Unfortunately in this case with 50k files, it is going to take some time to make updates. I would try to break these into smaller batches to try to simplify the process. You can try doing all compilations as one batch (or Various Artists as the AlbumArtist tag), then Artists or Albums starting with A-E, F-J, etc., then last go to any albums that are the most unusual and work on these individually. But as mentioned by @LyricsLover I strongly recommend making sure you have a complete backup.

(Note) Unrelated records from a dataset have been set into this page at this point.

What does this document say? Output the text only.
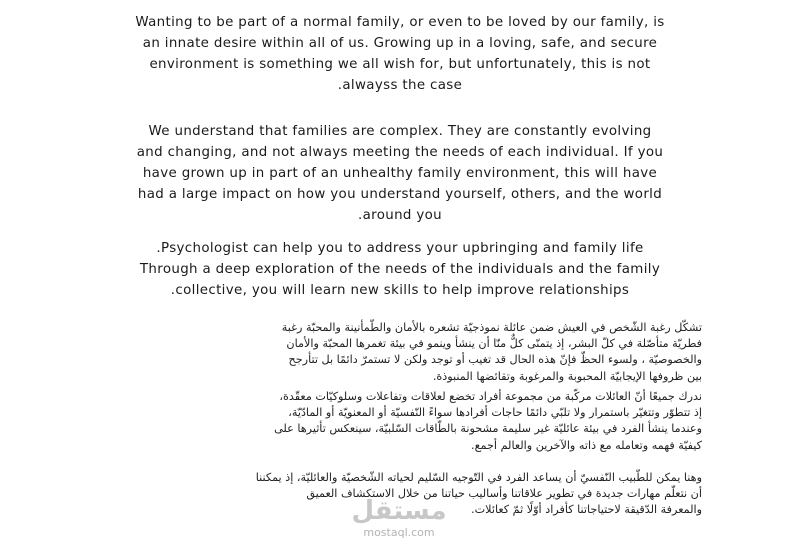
Wanting to be part of a normal family, or even to be loved by our family, is
an innate desire within all of us. Growing up in a loving, safe, and secure
environment is something we all wish for, but unfortunately, this is not
alwayss the case.
We understand that families are complex. They are constantly evolving
and changing, and not always meeting the needs of each individual. If you
have grown up in part of an unhealthy family environment, this will have
had a large impact on how you understand yourself, others, and the world
around you.
Psychologist can help you to address your upbringing and family life.
Through a deep exploration of the needs of the individuals and the family
collective, you will learn new skills to help improve relationships.
تشكّل رغبة الشّخص في العيش ضمن عائلة نموذجيّة تشعره بالأمان والطّمأنينة والمحبّة رغبة
فطريّة متأصّلة في كلّ البشر، إذ يتمنّى كلٌّ منّا أن ينشأ وينمو في بيئة تغمرها المحبّة والأمان
والخصوصيّة ، ولسوء الحظّ فإنّ هذه الحال قد تغيب أو توجد ولكن لا تستمرّ دائمًا بل تتأرجح
بين ظروفها الإيجابيّة المحبوبة والمرغوبة وتقائضها المنبوذة.
ندرك جميعًا أنّ العائلات مركّبة من مجموعة أفراد تخضع لعلاقات وتفاعلات وسلوكيّات معقّدة،
إذ تتطوّر وتتغيّر باستمرار ولا تلبّي دائمًا حاجات أفرادها سواءً النّفسيّة أو المعنويّة أو المادّيّة،
وعندما ينشأ الفرد في بيئة عائليّة غير سليمة مشحونة بالطّاقات السّلبيّة، سينعكس تأثيرها على
كيفيّة فهمه وتعامله مع ذاته والآخرين والعالم أجمع.
وهنا يمكن للطّبيب النّفسيّ أن يساعد الفرد في التّوجيه السّليم لحياته الشّخصيّة والعائليّة، إذ يمكننا
أن نتعلّم مهارات جديدة في تطوير علاقاتنا وأساليب حياتنا من خلال الاستكشاف العميق
والمعرفة الدّقيقة لاحتياجاتنا كأفراد أوّلًا ثمّ كعائلات.
مستقل
mostaql.com
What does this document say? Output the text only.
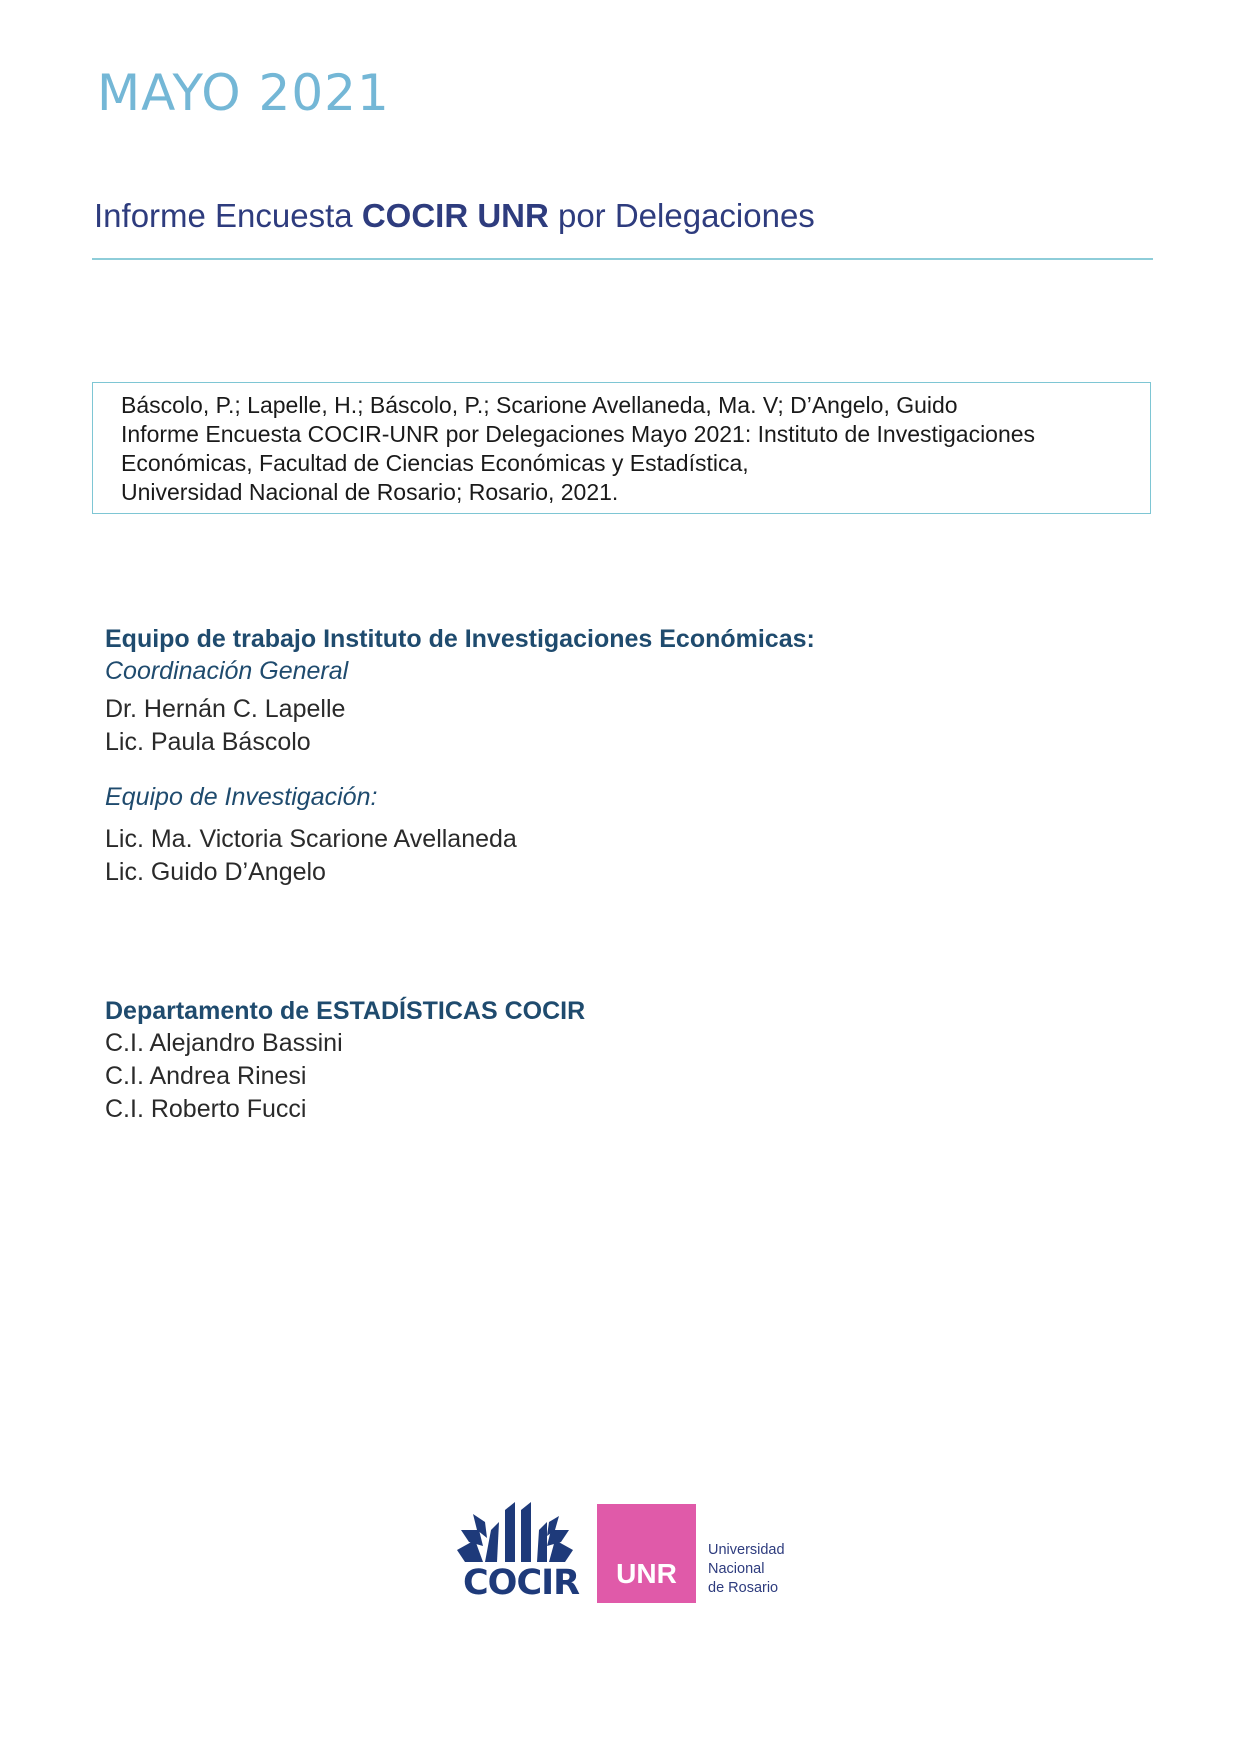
MAYO 2021
Informe Encuesta COCIR UNR por Delegaciones
Báscolo, P.; Lapelle, H.; Báscolo, P.; Scarione Avellaneda, Ma. V; D’Angelo, Guido
Informe Encuesta COCIR-UNR por Delegaciones Mayo 2021: Instituto de Investigaciones
Económicas, Facultad de Ciencias Económicas y Estadística,
Universidad Nacional de Rosario; Rosario, 2021.
Equipo de trabajo Instituto de Investigaciones Económicas:
Coordinación General
Dr. Hernán C. Lapelle
Lic. Paula Báscolo
Equipo de Investigación:
Lic. Ma. Victoria Scarione Avellaneda
Lic. Guido D’Angelo
Departamento de ESTADÍSTICAS COCIR
C.I. Alejandro Bassini
C.I. Andrea Rinesi
C.I. Roberto Fucci
COCIR	UNR
Universidad
Nacional
de Rosario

I’m sure you didn’t collect these tracks in one sitting, so don’t expect to correct the tags 100% to your liking in one go either. I have 25k+ tracks and have been working on improving the metadata tags for well over a decade after my initial start using an early version of iTunes and lower quality mp3 (192!?!) bit rates at the time. I have since ripped all again but at lossless, and copied over all of the tags I had previously corrected using mp3tag. But even now I notice the odd typo or incorrect tag that will pop up when playing music in random mode. A quick edit to fix that is all it takes now.

1 Like

If i understood he core of your problem correctly then my answer would be:

And that is why I do not make automated tagging and luckily never have been using external databases as literal source of data for tagfields - and what is more I always wipe out all of tag fields of every file added to the collection, just to be sure that no approved info will slip by. Such modus operandi of course takes more time to run my database - but then again any issued that arise are only on behalf of me making typos [which when spotted I can easily correct]

[My answer is not a remedy to your current problem - but a suggestion for future]

Hi Motley, compilations are the worst case, because most of the time Automatic processing change the song of a compilation as a single or original song album. Honestly I tried to do it like you are saying with an Excel tracker, beginning by the most important artist collection, the situation began complicated especially with various artists compilation

Rome wasn’t built in a day. Your 50k files will take some time to go through and clean up. I’m sure the end result will be worth the effort though.


  1. I would suggest to check that each file has a fingerprint and / or an ISRC ID, it is very important that the files can have an ID based on the signal frequency of the song

For... what purpose exactly in my modus operandi?

What would I gain by adding this info to them? And what happens if I cut of second half of some song because I do not like it - because e.g. it has too many high frequencies for my mellow oversensitive ears - thus leave only its first 2 minutes out of 4?